Pour un week-end, le village de Nancuise a perdu momentanément sa quiétude habituelle. Du samedi matin au dimanche soir, des individus casqués et couverts de boue avaient envahi le village et déambulaient au gré des chemins. Ces envahisseurs n'étaient autres que des spéléologues qui participaient à une opération de pompage dans une des grottes locales.

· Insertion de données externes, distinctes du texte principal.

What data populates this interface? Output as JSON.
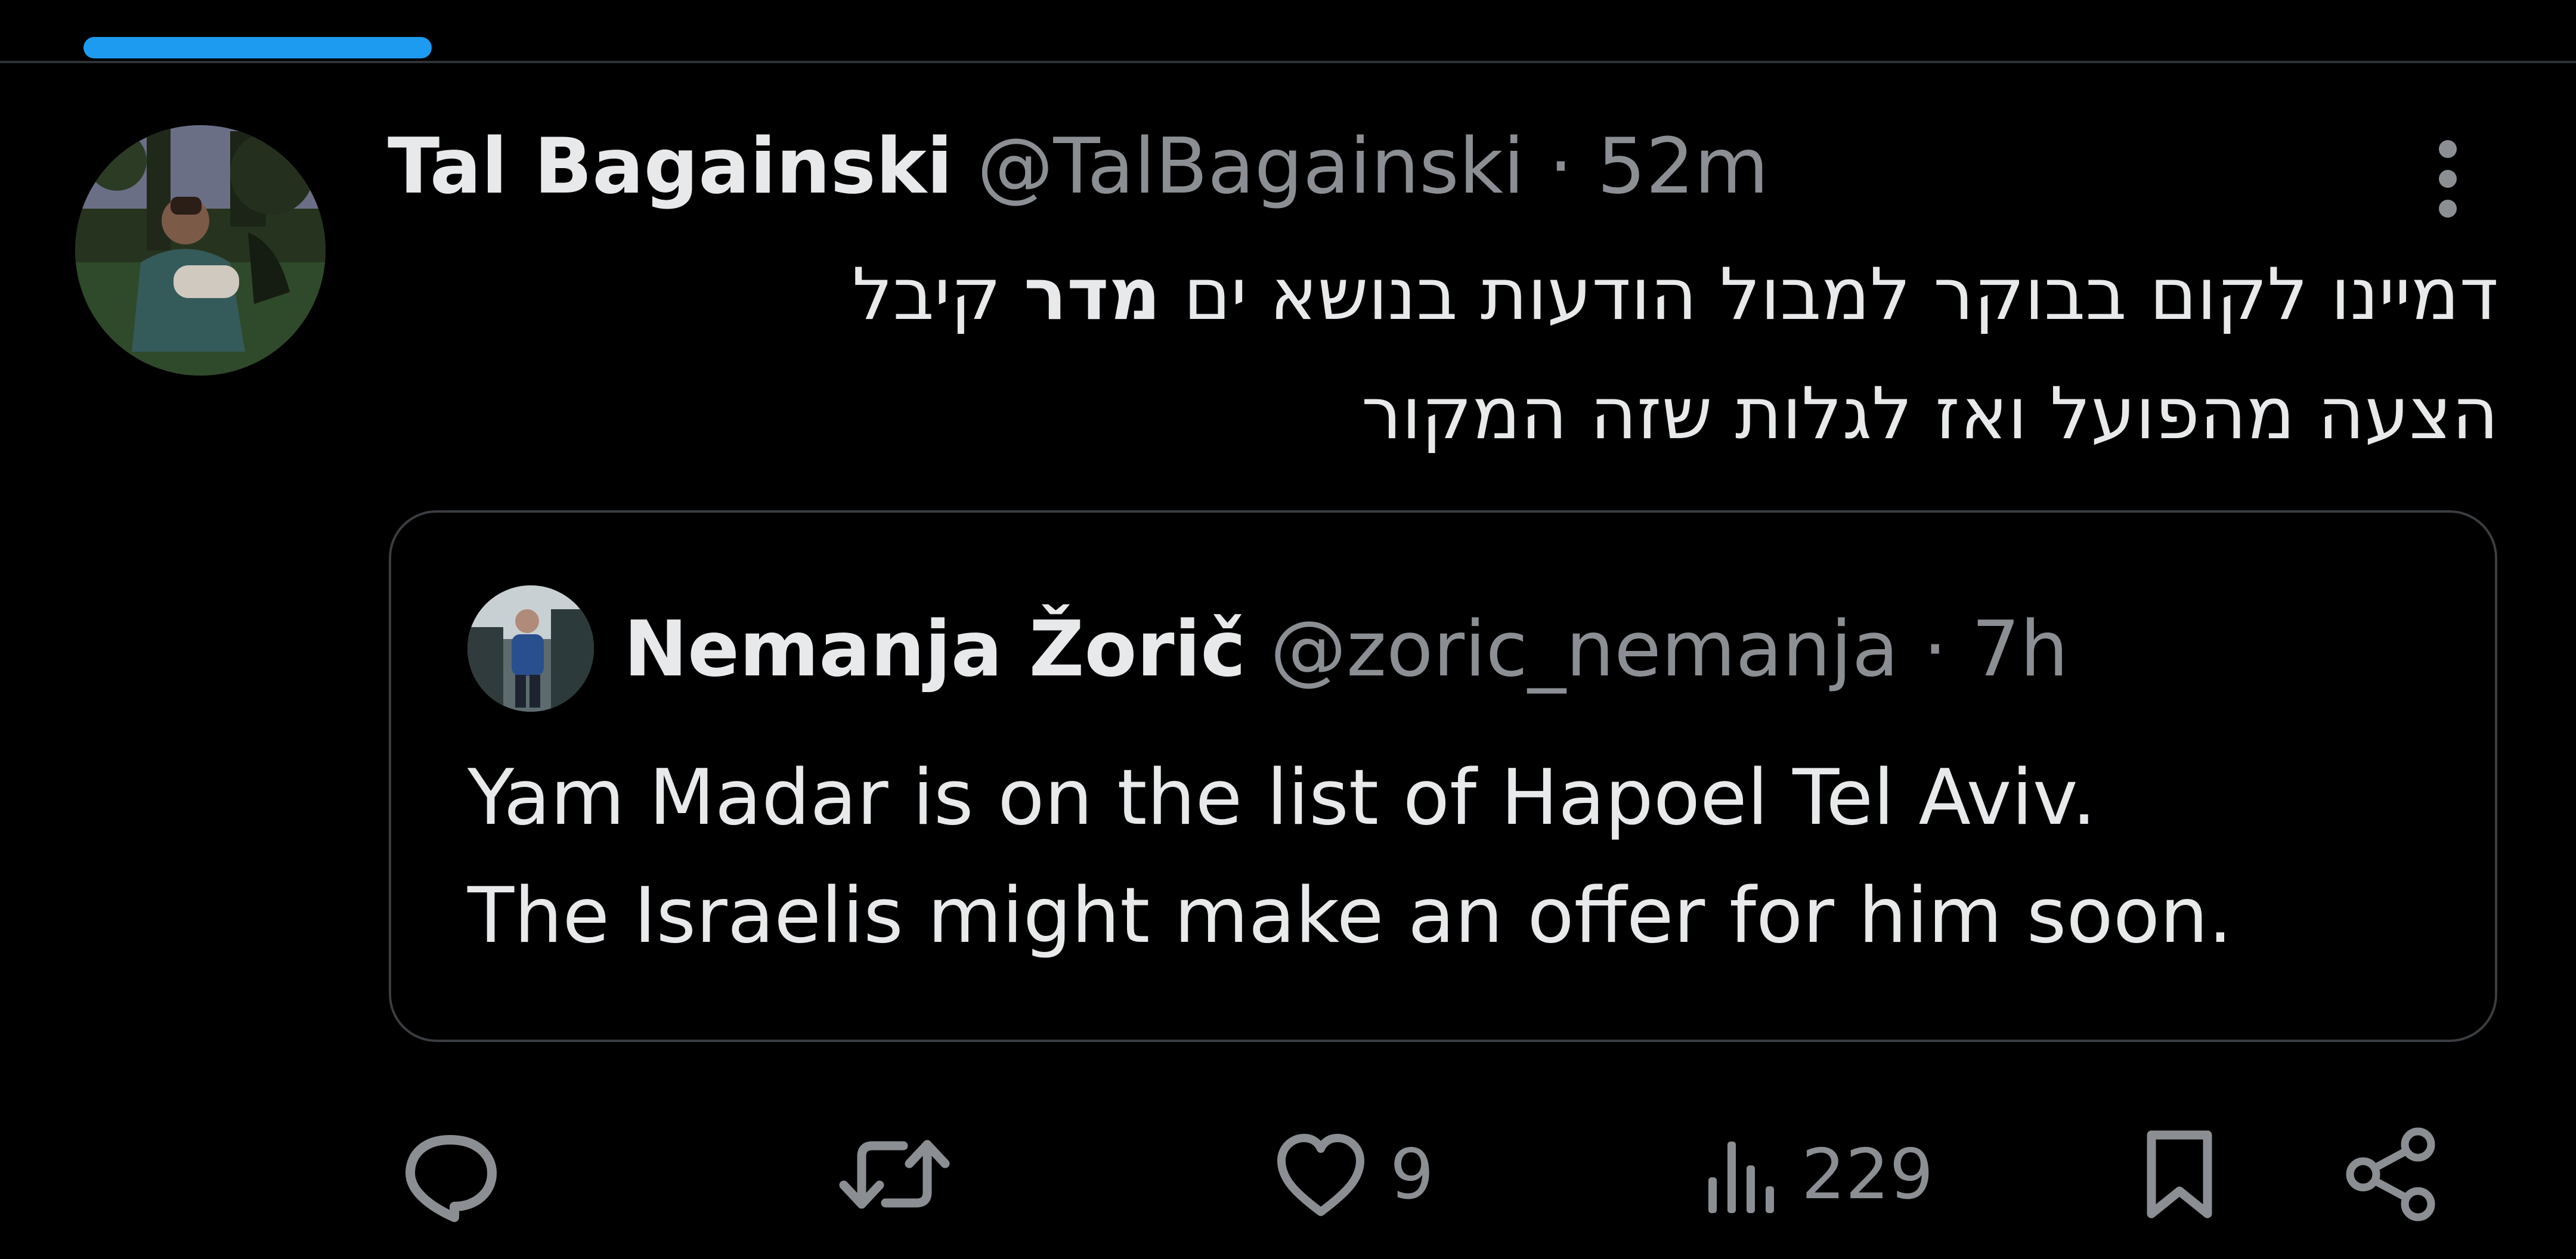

Cette opération était orchestrée par les clubs d'Arinthod et de Saint-Claude épaulés par des collègues Bourguignons qui ont fourni le matériel lourd : pompes, tuyaux, câbles et branchement électrique.

 

Les spéléos mettaient à profit les effets de la sécheresse estivale pour tenter d'abaisser le niveau d'une galerie noyée. Ce siphon est situé à une centaine de mètres de l'orifice de la grotte des Petits Prés qui s'ouvre non loin du Valouson, au pied du relief à l'est du village. Cette galerie longue d'une vingtaine de mètres avait déjà été franchie dans les années 80 par le Groupe spéléologique jurassien puis par une équipe de Saint-Claude. Au-delà, environ 150 mètres avaient été reconnus jusqu'à une seconde galerie immergée. Le passage du premier siphon, particulièrement trouble et glaiseux, limitait d'autant les investigations au-delà, et les explorateurs envisageaient depuis longtemps de pomper l'eau afin de reprendre les explorations en toute sécurité.

 

Le conseil municipal de Nancuise préalablement consulté, avait donné son accord. Après cette longue période de sécheresse, cette expérience de pompage pouvait apporter une meilleure connaissance des ressources en eau et éventuellement solutionner les problèmes d'alimentation de la commune.

Après deux heures de fonctionnement la pompe de 140m3 /heure permettait de vider le premier siphon et les spéléos poursuivaient leur progression jusqu'à la seconde zone noyée. Une topographie précise a pu être levée, et une rapide reconnaissance menée dans le second siphon. La galerie immergée a été reconnue sur 60 mètres de long pour une profondeur de 17 m.

Ce volume d'eau suffirait amplement aux besoins locaux, mais son exploitation n'est guère envisageable en regard des difficultés techniques pour aller y effectuer un pompage.

Même si les résultats paraissent maigres par rapport aux moyens mis en œuvre, ces deux journées ont permis à une quarantaine de spéléologues de se réunir et de travailler ensemble sur un même objectif.